There are various structures to stories. The Heroes Journey is a popular one which fits for films like Star Wars and Lord of The Rings. But get this: some bloke named Kenn Adams created the story spline which he thinks can be used to construct most stories. The story spline is a series of sentences with only the first few words filled in. The creator of the story must complete the sentences. It goes like this:

Once upon a time…
Every day…
But, one day…
Because of that…
Because of that…
Because of that…
Until, finally…
And, ever since then…

Part of the course is to construct a story using this method. Here’s mine:

The Day The People Stood Still

One upon a time there was a planet which mastered the challenges of science and technology though the benefits were unevenly spread and their industry gradually killing the other animals on the planet.

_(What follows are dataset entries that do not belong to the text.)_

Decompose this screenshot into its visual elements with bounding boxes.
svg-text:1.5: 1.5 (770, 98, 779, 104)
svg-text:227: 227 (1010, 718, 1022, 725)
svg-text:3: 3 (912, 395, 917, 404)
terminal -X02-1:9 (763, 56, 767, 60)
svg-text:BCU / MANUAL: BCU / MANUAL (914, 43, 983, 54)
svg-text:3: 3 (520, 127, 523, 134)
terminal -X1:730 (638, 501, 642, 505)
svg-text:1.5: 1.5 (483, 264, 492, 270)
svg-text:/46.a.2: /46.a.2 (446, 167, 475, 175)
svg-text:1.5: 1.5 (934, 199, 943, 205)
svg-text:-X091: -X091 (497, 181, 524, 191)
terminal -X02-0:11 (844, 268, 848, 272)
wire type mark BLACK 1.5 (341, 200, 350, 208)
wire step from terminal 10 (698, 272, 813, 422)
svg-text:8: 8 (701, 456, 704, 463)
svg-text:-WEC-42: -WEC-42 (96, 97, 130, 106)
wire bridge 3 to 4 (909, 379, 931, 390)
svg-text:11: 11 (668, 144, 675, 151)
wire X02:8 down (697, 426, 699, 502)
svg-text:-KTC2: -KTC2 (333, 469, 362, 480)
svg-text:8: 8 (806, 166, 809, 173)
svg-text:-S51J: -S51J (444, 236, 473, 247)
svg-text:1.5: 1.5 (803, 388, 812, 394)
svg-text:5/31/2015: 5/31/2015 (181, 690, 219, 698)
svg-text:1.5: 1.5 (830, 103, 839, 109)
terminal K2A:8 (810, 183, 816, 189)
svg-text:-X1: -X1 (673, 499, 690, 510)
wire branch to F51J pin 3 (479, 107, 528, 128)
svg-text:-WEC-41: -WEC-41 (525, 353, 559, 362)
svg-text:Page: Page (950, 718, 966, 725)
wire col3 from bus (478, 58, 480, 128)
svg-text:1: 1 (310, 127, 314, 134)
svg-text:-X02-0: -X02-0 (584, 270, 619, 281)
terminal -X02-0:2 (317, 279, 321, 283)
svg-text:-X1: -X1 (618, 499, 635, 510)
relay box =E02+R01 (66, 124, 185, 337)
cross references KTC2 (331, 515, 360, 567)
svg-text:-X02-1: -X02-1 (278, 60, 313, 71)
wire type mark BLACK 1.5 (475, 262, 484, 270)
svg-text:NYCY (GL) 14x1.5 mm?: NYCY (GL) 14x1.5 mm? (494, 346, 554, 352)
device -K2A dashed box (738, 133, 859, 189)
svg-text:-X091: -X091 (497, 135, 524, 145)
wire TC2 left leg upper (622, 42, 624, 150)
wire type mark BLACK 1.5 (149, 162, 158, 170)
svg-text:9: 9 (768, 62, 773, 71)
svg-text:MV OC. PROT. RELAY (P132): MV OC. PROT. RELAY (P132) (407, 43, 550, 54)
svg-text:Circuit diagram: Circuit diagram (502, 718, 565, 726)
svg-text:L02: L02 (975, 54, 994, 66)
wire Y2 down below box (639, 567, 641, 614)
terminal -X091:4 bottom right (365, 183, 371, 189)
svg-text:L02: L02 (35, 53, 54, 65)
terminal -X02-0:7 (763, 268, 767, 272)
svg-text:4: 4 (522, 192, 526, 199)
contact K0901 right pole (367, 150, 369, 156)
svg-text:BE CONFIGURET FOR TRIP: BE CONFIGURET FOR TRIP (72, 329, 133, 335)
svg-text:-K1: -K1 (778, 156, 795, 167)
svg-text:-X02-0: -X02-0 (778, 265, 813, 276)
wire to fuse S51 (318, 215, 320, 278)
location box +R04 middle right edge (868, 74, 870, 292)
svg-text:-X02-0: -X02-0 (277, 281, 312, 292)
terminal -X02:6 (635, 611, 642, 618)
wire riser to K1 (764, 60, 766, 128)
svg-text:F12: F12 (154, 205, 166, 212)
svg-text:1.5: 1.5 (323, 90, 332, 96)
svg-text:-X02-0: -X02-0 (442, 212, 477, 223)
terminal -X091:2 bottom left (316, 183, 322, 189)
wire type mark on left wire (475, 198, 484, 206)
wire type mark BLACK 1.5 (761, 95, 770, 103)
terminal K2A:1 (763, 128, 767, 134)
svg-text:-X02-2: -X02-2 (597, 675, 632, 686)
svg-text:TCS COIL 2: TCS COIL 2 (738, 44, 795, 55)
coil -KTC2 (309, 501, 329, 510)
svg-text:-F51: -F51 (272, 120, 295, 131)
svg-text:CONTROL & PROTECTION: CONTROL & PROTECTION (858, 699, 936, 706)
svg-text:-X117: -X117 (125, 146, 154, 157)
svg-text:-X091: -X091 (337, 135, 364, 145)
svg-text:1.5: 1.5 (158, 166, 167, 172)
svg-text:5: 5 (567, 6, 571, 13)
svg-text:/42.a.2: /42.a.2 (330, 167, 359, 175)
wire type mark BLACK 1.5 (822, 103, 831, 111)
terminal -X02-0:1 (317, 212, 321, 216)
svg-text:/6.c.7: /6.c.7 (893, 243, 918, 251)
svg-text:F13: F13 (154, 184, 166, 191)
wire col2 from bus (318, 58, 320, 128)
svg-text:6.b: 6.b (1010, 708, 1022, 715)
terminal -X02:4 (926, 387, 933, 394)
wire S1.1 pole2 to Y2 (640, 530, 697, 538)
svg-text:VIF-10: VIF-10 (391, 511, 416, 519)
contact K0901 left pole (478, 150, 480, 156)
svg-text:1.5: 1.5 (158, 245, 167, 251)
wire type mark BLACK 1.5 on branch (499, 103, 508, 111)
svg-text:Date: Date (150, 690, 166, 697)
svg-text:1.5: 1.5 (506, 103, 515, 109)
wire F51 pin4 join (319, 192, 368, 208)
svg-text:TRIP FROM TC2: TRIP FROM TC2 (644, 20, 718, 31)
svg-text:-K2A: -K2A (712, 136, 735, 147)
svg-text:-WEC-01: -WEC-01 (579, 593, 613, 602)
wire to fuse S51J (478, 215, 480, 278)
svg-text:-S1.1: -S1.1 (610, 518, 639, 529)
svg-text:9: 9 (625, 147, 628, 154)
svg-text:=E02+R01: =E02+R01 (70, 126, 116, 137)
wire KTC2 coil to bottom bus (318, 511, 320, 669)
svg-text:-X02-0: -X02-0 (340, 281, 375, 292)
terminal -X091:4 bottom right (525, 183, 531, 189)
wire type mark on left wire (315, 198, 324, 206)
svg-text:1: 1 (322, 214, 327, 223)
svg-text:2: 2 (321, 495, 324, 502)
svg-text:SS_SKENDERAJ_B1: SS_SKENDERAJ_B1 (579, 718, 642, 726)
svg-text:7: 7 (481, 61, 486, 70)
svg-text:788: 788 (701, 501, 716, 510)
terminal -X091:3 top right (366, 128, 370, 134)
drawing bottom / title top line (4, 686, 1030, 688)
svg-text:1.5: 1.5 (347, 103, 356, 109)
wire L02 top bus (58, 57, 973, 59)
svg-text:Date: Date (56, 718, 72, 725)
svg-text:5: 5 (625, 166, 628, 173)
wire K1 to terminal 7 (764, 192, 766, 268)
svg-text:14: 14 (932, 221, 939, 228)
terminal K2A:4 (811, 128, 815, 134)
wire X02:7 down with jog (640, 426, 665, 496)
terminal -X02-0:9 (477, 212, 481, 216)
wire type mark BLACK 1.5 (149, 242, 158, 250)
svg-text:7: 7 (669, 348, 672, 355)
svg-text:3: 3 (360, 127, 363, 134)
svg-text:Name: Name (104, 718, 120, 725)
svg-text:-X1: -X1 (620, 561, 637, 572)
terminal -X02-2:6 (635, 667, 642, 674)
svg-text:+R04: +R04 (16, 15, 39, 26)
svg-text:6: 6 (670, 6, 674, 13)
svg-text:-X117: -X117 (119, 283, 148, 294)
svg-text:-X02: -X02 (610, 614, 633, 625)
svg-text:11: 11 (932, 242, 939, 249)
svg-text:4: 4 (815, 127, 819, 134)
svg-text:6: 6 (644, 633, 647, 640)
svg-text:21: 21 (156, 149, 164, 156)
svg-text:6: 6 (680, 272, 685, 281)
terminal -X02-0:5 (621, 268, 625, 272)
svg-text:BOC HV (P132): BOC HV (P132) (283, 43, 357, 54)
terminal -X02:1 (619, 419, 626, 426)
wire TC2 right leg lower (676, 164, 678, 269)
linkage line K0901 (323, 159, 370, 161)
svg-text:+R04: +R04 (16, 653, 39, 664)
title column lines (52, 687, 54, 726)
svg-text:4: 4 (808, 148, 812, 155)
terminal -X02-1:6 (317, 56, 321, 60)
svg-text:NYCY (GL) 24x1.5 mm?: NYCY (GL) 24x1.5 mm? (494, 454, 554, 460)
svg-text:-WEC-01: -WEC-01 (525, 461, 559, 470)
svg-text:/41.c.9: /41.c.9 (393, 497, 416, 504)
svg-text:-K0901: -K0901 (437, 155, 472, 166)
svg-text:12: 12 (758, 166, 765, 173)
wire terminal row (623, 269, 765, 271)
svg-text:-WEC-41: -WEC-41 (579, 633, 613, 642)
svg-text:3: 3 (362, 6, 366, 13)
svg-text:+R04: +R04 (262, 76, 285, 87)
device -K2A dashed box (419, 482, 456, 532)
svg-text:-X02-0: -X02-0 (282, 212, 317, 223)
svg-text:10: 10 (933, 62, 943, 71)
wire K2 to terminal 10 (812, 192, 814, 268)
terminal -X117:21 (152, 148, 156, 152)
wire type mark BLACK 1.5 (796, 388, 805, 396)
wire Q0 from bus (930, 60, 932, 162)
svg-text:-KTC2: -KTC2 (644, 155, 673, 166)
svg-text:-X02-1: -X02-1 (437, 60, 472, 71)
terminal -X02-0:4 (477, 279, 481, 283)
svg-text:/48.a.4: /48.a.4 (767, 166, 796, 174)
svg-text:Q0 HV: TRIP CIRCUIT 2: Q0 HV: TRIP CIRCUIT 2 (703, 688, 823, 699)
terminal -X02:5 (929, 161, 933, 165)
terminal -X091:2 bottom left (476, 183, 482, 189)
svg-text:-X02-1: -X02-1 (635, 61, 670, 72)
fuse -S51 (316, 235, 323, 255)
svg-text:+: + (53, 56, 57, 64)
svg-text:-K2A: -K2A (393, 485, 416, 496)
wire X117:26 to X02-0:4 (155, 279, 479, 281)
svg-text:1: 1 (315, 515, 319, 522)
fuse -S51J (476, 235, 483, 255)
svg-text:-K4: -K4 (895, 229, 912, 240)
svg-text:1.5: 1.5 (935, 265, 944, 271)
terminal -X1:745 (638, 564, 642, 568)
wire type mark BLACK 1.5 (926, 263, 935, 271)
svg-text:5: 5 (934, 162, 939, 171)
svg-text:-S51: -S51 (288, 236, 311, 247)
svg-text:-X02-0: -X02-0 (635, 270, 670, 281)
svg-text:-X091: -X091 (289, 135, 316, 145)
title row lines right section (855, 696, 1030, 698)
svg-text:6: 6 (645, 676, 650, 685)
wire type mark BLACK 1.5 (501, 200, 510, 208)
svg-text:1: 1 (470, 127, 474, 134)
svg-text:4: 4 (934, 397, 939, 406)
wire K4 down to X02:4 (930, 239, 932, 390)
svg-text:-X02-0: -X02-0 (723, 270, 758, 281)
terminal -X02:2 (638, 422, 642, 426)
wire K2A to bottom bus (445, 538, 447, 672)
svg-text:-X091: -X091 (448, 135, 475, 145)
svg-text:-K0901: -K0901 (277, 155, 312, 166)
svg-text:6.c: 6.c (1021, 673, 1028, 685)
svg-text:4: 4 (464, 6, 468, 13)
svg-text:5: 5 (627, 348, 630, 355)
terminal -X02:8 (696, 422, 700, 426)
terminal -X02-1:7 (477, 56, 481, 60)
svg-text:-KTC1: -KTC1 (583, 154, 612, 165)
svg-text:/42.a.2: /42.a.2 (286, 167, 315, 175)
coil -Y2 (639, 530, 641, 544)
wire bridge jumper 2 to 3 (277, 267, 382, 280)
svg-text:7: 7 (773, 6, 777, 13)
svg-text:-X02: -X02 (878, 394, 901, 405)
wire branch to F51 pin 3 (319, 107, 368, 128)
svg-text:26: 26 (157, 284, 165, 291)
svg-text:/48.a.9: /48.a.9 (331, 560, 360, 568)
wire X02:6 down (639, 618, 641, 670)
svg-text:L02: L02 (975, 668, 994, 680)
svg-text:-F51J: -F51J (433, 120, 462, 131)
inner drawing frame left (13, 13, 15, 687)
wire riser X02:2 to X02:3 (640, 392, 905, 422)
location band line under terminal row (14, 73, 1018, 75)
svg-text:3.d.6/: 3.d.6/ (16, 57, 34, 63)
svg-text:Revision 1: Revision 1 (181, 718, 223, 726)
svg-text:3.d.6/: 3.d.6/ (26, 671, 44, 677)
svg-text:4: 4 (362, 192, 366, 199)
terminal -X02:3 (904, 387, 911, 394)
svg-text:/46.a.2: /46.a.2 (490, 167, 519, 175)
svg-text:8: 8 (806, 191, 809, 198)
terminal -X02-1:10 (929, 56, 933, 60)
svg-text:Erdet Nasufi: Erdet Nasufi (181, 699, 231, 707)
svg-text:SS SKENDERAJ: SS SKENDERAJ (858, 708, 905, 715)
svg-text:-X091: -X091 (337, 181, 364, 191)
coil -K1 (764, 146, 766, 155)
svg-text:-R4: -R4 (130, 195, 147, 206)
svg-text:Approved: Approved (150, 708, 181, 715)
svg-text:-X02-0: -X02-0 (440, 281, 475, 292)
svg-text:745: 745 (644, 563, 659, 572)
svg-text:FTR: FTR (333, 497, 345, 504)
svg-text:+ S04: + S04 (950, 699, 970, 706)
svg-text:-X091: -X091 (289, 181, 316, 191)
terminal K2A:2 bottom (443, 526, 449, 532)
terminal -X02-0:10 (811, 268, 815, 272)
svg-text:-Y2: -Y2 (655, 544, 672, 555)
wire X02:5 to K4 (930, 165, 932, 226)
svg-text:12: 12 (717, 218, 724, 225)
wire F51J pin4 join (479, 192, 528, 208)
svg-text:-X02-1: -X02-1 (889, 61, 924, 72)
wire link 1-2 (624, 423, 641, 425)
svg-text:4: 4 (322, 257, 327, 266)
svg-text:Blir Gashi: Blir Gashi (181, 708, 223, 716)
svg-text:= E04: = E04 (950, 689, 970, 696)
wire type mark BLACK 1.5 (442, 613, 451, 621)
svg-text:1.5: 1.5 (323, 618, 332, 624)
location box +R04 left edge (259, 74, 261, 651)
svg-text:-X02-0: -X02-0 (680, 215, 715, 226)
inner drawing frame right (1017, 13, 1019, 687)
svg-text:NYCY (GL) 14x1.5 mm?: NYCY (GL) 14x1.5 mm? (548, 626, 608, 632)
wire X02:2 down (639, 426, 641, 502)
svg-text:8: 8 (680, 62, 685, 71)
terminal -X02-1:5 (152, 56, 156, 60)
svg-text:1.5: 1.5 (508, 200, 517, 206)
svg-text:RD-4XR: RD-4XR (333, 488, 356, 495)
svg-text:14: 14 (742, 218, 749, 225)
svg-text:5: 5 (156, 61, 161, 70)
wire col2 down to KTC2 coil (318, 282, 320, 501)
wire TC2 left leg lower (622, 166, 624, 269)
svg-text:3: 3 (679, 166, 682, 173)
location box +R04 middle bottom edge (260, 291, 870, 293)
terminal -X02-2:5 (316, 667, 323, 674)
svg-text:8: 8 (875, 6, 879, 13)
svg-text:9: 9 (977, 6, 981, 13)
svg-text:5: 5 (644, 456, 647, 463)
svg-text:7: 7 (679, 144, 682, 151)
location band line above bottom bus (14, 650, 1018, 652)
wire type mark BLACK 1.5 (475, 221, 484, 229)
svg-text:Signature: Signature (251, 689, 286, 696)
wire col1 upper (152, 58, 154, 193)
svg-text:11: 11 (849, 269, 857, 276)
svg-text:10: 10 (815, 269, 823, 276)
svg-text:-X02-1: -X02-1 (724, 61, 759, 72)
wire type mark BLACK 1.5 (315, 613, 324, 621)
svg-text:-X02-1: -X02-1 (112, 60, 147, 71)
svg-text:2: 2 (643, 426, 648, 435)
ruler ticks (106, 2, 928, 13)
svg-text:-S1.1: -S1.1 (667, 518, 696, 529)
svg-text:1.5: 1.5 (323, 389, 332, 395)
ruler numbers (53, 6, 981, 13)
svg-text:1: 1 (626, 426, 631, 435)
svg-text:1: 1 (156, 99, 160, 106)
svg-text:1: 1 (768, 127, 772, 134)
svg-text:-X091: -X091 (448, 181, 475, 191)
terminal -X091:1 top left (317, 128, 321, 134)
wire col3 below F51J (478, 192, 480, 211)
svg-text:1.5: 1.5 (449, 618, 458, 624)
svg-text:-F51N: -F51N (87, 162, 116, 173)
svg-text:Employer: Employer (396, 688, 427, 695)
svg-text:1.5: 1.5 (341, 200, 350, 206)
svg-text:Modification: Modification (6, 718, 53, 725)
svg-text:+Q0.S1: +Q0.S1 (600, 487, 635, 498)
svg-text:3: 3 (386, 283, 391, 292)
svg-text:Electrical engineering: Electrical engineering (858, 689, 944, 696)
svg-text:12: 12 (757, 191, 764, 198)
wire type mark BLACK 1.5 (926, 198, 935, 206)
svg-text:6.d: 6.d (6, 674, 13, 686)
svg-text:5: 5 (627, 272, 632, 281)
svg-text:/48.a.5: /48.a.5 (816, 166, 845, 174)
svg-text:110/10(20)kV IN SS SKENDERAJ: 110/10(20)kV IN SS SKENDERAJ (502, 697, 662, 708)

Every day some of the people worked like slaves to buy things they didn’t need while other people sat and fretted that they couldn’t own as much.

Then one day a virus erupted and spread all around the planet.

Because of that the government’s ordered that people should stay at home and because of that industry stopped and because of that nature began to reassert itself and polluting gases subsided and because of that the people started to appreciate what the planet gave them naturally and the time and peace they had to enjoy it.

Until finally one day the virus petered out and just as the government was about to spend billions of tax payer’s money restarting the industry that had been destroying the planet the people said ENOUGH!

And then the glass clouds over and either they lived in peace ever after or the whole economy collapsed and there was mass starvation and war. Difficult to tell from the limited information available.